How else do you explain the New Hampshire coach’s seemingly perfect description of Towson junior running back Terrance West’s mesmerizing performance in the No. 3 Tigers’ 44-28 victory over the No. 19 Wildcats at Johnny Unitas Stadium in Towson Saturday?
For the third time in three meetings against New Hampshire, West gashed his Colonial Athletic Association rivals for more than 200 rushing yards and multiple touchdowns. During his postgame press conference, McDonnell offered this assessment of West’s production.
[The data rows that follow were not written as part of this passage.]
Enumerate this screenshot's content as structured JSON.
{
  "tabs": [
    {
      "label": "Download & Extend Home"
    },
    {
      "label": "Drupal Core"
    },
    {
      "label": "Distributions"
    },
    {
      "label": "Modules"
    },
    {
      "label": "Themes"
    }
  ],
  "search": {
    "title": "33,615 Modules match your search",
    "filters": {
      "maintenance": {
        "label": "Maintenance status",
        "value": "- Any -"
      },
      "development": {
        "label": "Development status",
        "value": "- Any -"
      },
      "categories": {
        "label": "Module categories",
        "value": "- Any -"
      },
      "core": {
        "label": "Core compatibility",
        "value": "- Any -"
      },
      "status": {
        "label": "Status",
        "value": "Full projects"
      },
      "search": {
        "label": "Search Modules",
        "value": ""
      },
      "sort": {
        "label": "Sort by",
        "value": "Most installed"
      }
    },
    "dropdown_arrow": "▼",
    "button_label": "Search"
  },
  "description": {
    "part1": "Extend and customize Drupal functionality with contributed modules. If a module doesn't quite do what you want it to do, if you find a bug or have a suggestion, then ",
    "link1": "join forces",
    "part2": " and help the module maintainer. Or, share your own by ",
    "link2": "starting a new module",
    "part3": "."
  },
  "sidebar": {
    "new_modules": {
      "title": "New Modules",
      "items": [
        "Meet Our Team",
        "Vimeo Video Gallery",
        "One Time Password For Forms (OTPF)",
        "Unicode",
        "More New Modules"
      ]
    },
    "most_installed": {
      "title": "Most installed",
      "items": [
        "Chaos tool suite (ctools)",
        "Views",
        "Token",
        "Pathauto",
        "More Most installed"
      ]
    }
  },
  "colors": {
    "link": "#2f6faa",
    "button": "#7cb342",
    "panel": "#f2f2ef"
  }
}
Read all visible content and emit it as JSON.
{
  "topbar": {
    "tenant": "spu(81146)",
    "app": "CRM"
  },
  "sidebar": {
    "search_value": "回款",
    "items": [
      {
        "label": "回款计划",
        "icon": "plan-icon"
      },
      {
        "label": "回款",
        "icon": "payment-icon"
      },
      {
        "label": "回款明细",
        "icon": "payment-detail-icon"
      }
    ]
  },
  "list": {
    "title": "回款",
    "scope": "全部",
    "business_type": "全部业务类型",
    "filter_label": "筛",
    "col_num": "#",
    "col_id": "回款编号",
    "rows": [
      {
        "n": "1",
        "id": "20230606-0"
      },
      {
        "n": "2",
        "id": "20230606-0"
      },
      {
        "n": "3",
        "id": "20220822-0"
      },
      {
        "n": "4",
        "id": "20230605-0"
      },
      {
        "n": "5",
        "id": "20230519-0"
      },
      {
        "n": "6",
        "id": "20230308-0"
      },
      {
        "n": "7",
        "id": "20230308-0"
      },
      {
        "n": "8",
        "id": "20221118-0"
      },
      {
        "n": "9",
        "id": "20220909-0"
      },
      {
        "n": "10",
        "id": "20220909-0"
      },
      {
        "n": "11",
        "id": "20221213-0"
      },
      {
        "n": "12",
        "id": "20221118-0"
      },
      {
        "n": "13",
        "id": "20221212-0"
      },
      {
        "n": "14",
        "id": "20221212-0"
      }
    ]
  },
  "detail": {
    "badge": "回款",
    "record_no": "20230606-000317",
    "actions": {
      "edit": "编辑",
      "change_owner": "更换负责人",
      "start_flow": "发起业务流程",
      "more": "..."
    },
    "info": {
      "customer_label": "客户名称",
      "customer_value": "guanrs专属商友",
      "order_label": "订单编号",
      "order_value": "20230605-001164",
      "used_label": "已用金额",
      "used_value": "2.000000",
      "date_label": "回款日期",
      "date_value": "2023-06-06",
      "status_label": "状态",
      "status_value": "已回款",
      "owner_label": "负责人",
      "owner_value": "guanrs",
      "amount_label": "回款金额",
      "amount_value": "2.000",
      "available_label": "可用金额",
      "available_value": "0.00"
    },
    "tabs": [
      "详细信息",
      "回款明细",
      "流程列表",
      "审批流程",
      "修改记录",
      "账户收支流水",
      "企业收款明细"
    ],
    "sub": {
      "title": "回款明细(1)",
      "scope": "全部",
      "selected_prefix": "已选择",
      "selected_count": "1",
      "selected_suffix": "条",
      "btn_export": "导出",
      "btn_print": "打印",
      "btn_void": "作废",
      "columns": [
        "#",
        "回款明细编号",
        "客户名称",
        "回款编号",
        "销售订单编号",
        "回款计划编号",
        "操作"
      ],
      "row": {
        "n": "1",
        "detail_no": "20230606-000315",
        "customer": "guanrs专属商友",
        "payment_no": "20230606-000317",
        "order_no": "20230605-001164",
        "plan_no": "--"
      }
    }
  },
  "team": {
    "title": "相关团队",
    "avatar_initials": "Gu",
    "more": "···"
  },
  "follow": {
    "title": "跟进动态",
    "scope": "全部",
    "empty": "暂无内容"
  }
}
“It’s like that movie ‘Groundhog Day,’” he said. “It’s the kind of thing where you feel like you’re doing OK against him, and then all of a sudden, bang! That’s happened in every game that we’ve ever played against him. He’s a terrific football player. His pad lean when he runs is as good as any back this conference has had, and we’ve had some great ones. [Former Villanova tailback Brian] Westbrook, [former New Hampshire tailback Jerry] Azumah, [former William & Mary tailback] Jonathan Grimes, he’s up there with them.”
West had 28 carries for 238 yards and three touchdowns. He had five of the Tigers’ longest plays from scrimmage, including a 60-yard run in the third quarter, a 50-yard scamper for a touchdown in the second and a 37-yard rush in the first.
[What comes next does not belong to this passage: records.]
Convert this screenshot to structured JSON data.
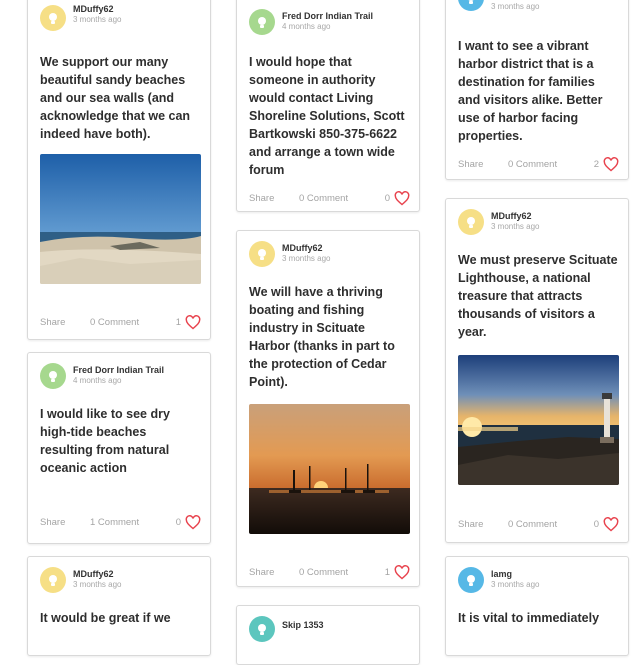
{
  "colors": {
    "accent": "#e8434e",
    "avatar_yellow": "#f6df86",
    "avatar_green": "#a6d88e",
    "avatar_blue": "#56b8e6",
    "avatar_teal": "#5cc6be"
  },
  "actions": {
    "share": "Share"
  },
  "cards": [
    {
      "user": "MDuffy62",
      "time": "3 months ago",
      "text": "We support our many beautiful sandy beaches and our sea walls (and acknowledge that we can indeed have both).",
      "comments": "0 Comment",
      "likes": "1",
      "photo": "beach"
    },
    {
      "user": "Fred Dorr Indian Trail",
      "time": "4 months ago",
      "text": "I would like to see dry high-tide beaches resulting from natural oceanic action",
      "comments": "1 Comment",
      "likes": "0"
    },
    {
      "user": "MDuffy62",
      "time": "3 months ago",
      "text": "It would be great if we"
    },
    {
      "user": "Fred Dorr Indian Trail",
      "time": "4 months ago",
      "text": "I would hope that someone in authority would contact Living Shoreline Solutions, Scott Bartkowski 850-375-6622 and arrange a town wide forum",
      "comments": "0 Comment",
      "likes": "0"
    },
    {
      "user": "MDuffy62",
      "time": "3 months ago",
      "text": "We will have a thriving boating and fishing industry in Scituate Harbor (thanks in part to the protection of Cedar Point).",
      "comments": "0 Comment",
      "likes": "1",
      "photo": "harbor sunset"
    },
    {
      "user": "Skip 1353"
    },
    {
      "time": "3 months ago",
      "text": "I want to see a vibrant harbor district that is a destination for families and visitors alike. Better use of harbor facing properties.",
      "comments": "0 Comment",
      "likes": "2"
    },
    {
      "user": "MDuffy62",
      "time": "3 months ago",
      "text": "We must preserve Scituate Lighthouse, a national treasure that attracts thousands of visitors a year.",
      "comments": "0 Comment",
      "likes": "0",
      "photo": "lighthouse"
    },
    {
      "user": "lamg",
      "time": "3 months ago",
      "text": "It is vital to immediately"
    }
  ]
}
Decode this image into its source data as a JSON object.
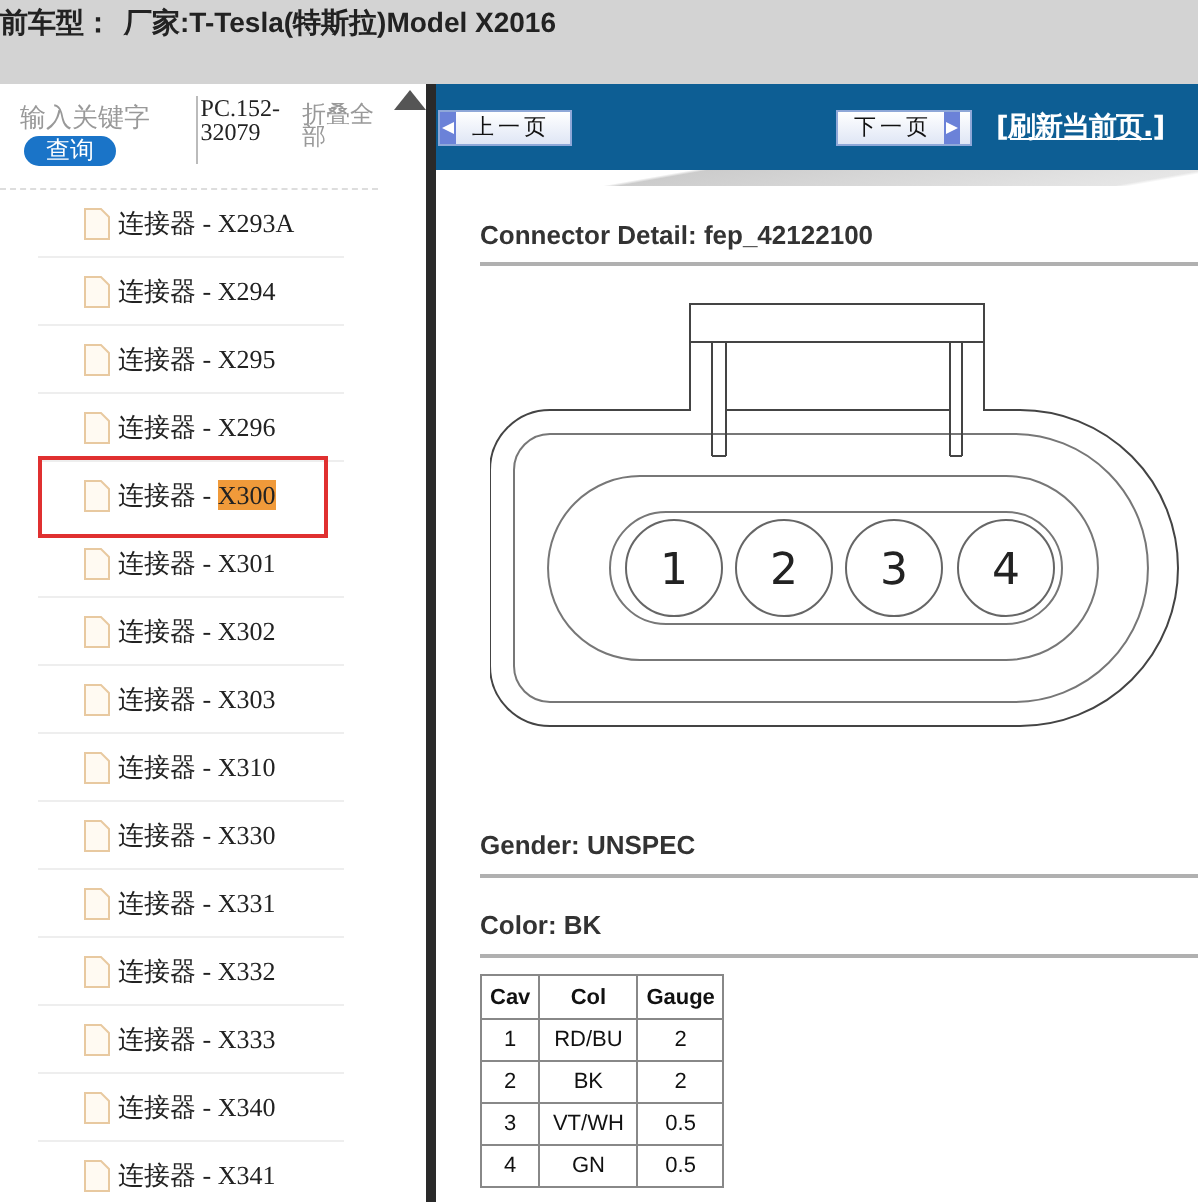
{
  "title_bar": {
    "label": "前车型：",
    "value": "厂家:T-Tesla(特斯拉)Model X2016"
  },
  "sidebar": {
    "search": {
      "placeholder": "输入关键字"
    },
    "search_button": "查询",
    "part_code": "PC.152-32079",
    "collapse_all": "折叠全部",
    "items": [
      {
        "prefix": "连接器 - ",
        "code": "X293A",
        "selected": false
      },
      {
        "prefix": "连接器 - ",
        "code": "X294",
        "selected": false
      },
      {
        "prefix": "连接器 - ",
        "code": "X295",
        "selected": false
      },
      {
        "prefix": "连接器 - ",
        "code": "X296",
        "selected": false
      },
      {
        "prefix": "连接器 - ",
        "code": "X300",
        "selected": true
      },
      {
        "prefix": "连接器 - ",
        "code": "X301",
        "selected": false
      },
      {
        "prefix": "连接器 - ",
        "code": "X302",
        "selected": false
      },
      {
        "prefix": "连接器 - ",
        "code": "X303",
        "selected": false
      },
      {
        "prefix": "连接器 - ",
        "code": "X310",
        "selected": false
      },
      {
        "prefix": "连接器 - ",
        "code": "X330",
        "selected": false
      },
      {
        "prefix": "连接器 - ",
        "code": "X331",
        "selected": false
      },
      {
        "prefix": "连接器 - ",
        "code": "X332",
        "selected": false
      },
      {
        "prefix": "连接器 - ",
        "code": "X333",
        "selected": false
      },
      {
        "prefix": "连接器 - ",
        "code": "X340",
        "selected": false
      },
      {
        "prefix": "连接器 - ",
        "code": "X341",
        "selected": false
      }
    ]
  },
  "nav": {
    "prev": "上一页",
    "next": "下一页",
    "refresh": "[刷新当前页.]"
  },
  "detail": {
    "heading": "Connector Detail: fep_42122100",
    "pins": [
      "1",
      "2",
      "3",
      "4"
    ],
    "gender_label": "Gender: UNSPEC",
    "color_label": "Color: BK",
    "table": {
      "columns": [
        "Cav",
        "Col",
        "Gauge"
      ],
      "rows": [
        [
          "1",
          "RD/BU",
          "2"
        ],
        [
          "2",
          "BK",
          "2"
        ],
        [
          "3",
          "VT/WH",
          "0.5"
        ],
        [
          "4",
          "GN",
          "0.5"
        ]
      ]
    }
  }
}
West, a Baltimore native and Northwestern graduate, has long terrorized the Wildcats. He rushed 23 times for 261 yards and four touchdowns in a 56-42 Towson win on Nov. 12, 2011, and 19 times for 236 yards and two scores in a 64-35 rout last Nov. 17.
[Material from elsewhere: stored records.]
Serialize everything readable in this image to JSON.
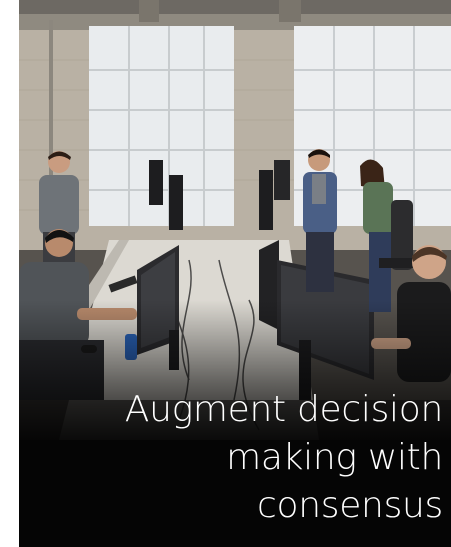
{
  "tile": {
    "headline_lines": [
      "Augment decision",
      "making with",
      "consensus"
    ],
    "colors": {
      "text": "#ffffff",
      "background": "#050505"
    }
  }
}
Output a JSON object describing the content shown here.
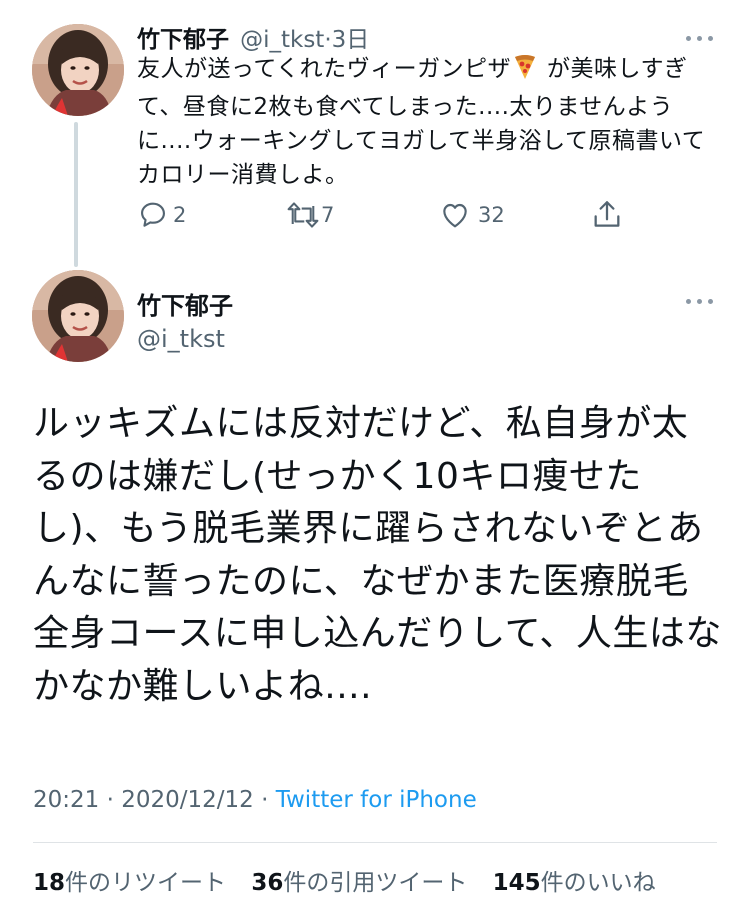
{
  "first_tweet": {
    "author_name": "竹下郁子",
    "handle": "@i_tkst",
    "separator": "·",
    "time_ago": "3日",
    "text_before_emoji": "友人が送ってくれたヴィーガンピザ",
    "emoji": "pizza-icon",
    "text_after_emoji": " が美味しすぎて、昼食に2枚も食べてしまった....太りませんように....ウォーキングしてヨガして半身浴して原稿書いてカロリー消費しよ。",
    "actions": {
      "reply_count": "2",
      "retweet_count": "7",
      "like_count": "32"
    }
  },
  "main_tweet": {
    "author_name": "竹下郁子",
    "handle": "@i_tkst",
    "text": "ルッキズムには反対だけど、私自身が太るのは嫌だし(せっかく10キロ痩せたし)、もう脱毛業界に躍らされないぞとあんなに誓ったのに、なぜかまた医療脱毛全身コースに申し込んだりして、人生はなかなか難しいよね....",
    "time": "20:21",
    "date": "2020/12/12",
    "separator": "·",
    "source": "Twitter for iPhone",
    "stats": {
      "retweets": "18",
      "retweets_label": "件のリツイート",
      "quotes": "36",
      "quotes_label": "件の引用ツイート",
      "likes": "145",
      "likes_label": "件のいいね"
    }
  },
  "colors": {
    "text": "#0f1419",
    "secondary": "#536471",
    "link": "#1d9bf0",
    "thread_line": "#cfd9de"
  }
}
All three of West’s 200-yard outings have come against New Hampshire, but he was at a loss for words in explaining just how.
“I don’t know what it is,” he said. “They’re a great team. They came for us today. We just overcame and came up with the win. They’re a great team, but I don’t know what it is.”
West may have been especially motivated after he fumbled twice in the first quarter — a pair of costly miscues the Wildcats turned into touchdowns to take a 20-3 advantage.
“They had a pretty good scheme in the first quarter,” he said. “I had two costly fumbles, which gave them 14 points. But like coach [Rob] Ambrose said, the game is not won in the first quarter or the second quarter. It’s all four quarters and 60 minutes. My team had my back. The defense stopped them. I gave up 14 points, and they had 20. The defense shut them down. My team had my back, and I appreciate it, and I just overcame adversity.”
The scary thing for New Hampshire is that West still has one more year of eligibility and could wreak similar havoc again next fall. But West said history doesn’t necessarily guarantee a certain future.
“Each year changes,” he said. “You can’t go off the past. You’ve just got to worry about the future.”